Ante esta posibilidad teórica de un daño a la capa de ozono, explorada en una comunicación del simposio de La Palma, Galadí señala la necesidad de más investigación para cuantificar ese impacto. Y critica que a las empresas que lanzan las megaconstelaciones de satélites no se les exijan esos estudios de impacto ambiental en las capas altas de la atmósfera, ante la falta de una normativa internacional que regule el uso de la órbita terrestre baja: “Es como el Lejano Oeste. Están ocupando un territorio sin ley y pueden hacer lo que quieran”, añade.

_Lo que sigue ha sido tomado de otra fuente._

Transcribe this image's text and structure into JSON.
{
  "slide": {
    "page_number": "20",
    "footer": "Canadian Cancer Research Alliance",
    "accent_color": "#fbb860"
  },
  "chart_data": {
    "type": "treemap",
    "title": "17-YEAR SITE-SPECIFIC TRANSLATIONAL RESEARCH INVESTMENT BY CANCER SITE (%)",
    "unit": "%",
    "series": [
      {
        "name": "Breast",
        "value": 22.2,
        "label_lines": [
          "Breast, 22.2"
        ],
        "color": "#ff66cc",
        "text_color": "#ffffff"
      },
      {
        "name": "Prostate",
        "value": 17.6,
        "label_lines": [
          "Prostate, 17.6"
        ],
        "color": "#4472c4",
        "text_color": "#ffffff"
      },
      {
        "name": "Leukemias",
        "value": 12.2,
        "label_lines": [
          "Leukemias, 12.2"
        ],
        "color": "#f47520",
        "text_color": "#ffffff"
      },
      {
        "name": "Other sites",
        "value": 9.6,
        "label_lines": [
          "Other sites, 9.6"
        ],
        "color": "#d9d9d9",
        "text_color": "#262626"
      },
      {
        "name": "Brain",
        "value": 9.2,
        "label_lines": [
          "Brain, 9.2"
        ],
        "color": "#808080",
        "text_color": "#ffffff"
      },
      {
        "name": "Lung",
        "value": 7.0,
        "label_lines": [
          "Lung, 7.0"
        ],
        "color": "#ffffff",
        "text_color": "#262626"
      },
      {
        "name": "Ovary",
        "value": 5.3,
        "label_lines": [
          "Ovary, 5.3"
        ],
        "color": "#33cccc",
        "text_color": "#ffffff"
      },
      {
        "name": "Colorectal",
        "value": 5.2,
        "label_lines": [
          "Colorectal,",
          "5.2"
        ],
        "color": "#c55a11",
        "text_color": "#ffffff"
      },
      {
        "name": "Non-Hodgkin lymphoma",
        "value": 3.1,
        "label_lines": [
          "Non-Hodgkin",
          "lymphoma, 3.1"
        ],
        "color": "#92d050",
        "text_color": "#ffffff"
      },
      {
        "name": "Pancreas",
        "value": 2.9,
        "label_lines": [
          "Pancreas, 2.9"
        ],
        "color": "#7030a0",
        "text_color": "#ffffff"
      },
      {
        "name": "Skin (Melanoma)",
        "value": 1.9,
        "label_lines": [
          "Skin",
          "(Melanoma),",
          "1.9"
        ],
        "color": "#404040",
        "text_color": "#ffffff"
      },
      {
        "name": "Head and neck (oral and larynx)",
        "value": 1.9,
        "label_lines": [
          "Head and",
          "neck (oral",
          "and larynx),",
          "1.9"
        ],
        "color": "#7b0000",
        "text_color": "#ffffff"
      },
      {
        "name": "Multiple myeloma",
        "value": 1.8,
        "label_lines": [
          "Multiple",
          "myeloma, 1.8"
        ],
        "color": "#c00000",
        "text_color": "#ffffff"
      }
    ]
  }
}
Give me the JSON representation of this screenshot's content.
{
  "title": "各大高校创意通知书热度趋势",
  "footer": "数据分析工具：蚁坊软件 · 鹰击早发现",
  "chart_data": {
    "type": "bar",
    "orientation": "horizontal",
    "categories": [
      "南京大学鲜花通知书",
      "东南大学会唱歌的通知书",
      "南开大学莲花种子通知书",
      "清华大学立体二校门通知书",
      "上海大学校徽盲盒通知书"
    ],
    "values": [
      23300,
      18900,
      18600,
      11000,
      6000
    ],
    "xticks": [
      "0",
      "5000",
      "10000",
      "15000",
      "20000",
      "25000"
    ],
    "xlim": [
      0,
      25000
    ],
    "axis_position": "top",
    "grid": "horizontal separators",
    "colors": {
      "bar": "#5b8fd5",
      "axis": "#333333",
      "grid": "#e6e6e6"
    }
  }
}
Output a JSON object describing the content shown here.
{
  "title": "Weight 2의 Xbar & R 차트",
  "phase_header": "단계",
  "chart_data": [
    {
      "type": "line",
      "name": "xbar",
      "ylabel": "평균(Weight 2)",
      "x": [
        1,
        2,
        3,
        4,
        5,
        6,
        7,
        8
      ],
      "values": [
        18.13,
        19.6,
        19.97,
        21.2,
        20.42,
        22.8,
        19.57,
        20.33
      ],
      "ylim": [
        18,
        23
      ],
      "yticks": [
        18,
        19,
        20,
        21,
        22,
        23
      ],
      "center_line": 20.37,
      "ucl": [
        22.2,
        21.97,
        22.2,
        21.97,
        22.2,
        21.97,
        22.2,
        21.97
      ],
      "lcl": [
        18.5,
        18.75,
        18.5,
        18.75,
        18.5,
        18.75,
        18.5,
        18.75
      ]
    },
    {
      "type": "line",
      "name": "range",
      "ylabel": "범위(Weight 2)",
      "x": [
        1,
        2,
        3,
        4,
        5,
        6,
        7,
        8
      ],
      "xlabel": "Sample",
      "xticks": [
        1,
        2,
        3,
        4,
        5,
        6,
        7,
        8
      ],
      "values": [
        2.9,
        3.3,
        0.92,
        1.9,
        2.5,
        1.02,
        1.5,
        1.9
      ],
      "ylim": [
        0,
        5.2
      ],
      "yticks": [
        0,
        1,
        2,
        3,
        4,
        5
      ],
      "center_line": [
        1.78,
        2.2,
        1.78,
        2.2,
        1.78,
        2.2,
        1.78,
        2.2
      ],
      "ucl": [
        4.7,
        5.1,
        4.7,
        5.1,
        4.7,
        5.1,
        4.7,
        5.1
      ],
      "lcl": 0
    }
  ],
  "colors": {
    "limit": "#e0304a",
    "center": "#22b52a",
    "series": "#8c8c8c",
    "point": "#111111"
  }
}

Mientras que la investigación de ese nuevo tipo de contaminación ambiental está dando sus primeros pasos, sí que está mucho más estudiada la contaminación lumínica que traerá esa proliferación de satélites. Jeremy Tregloan-Reed advierte de que “aunque todos los operadores cumplieran con la recomendación de que sus satélites tuvieran un brillo máximo de magnitud 7, y así no fueran visibles a simple vista, sí contribuirían a aumentar el resplandor de fondo del cielo”. Según este investigador, eso borraría del firmamento las estrellas más débiles que puede detectar el ojo humano, si se hacen realidad los más de medio millón de satélites planeados para 2030. Confirman este riesgo los datos de un reciente estudio del español Salvador Bará, publicado en Nature Astronomy. Y ese efecto se notará más, precisamente, en los lugares que ahora tienen un cielo más oscuro, idóneo para contemplar las estrellas.
Para Meredith Rawls esta nueva forma de contaminación lumínica es totalmente diferente a la habitual, de la cual podíamos huir yéndonos a una ubicación alejada de ciudades y pueblos. “Sin embargo, los satélites orbitan alrededor de todo el planeta. Cuando todas esas megaconstelaciones estén completas, ya no habrá ningún sitio en la Tierra al que escaparse a observar un cielo nocturno oscuro y limpio”, lamenta Rawls.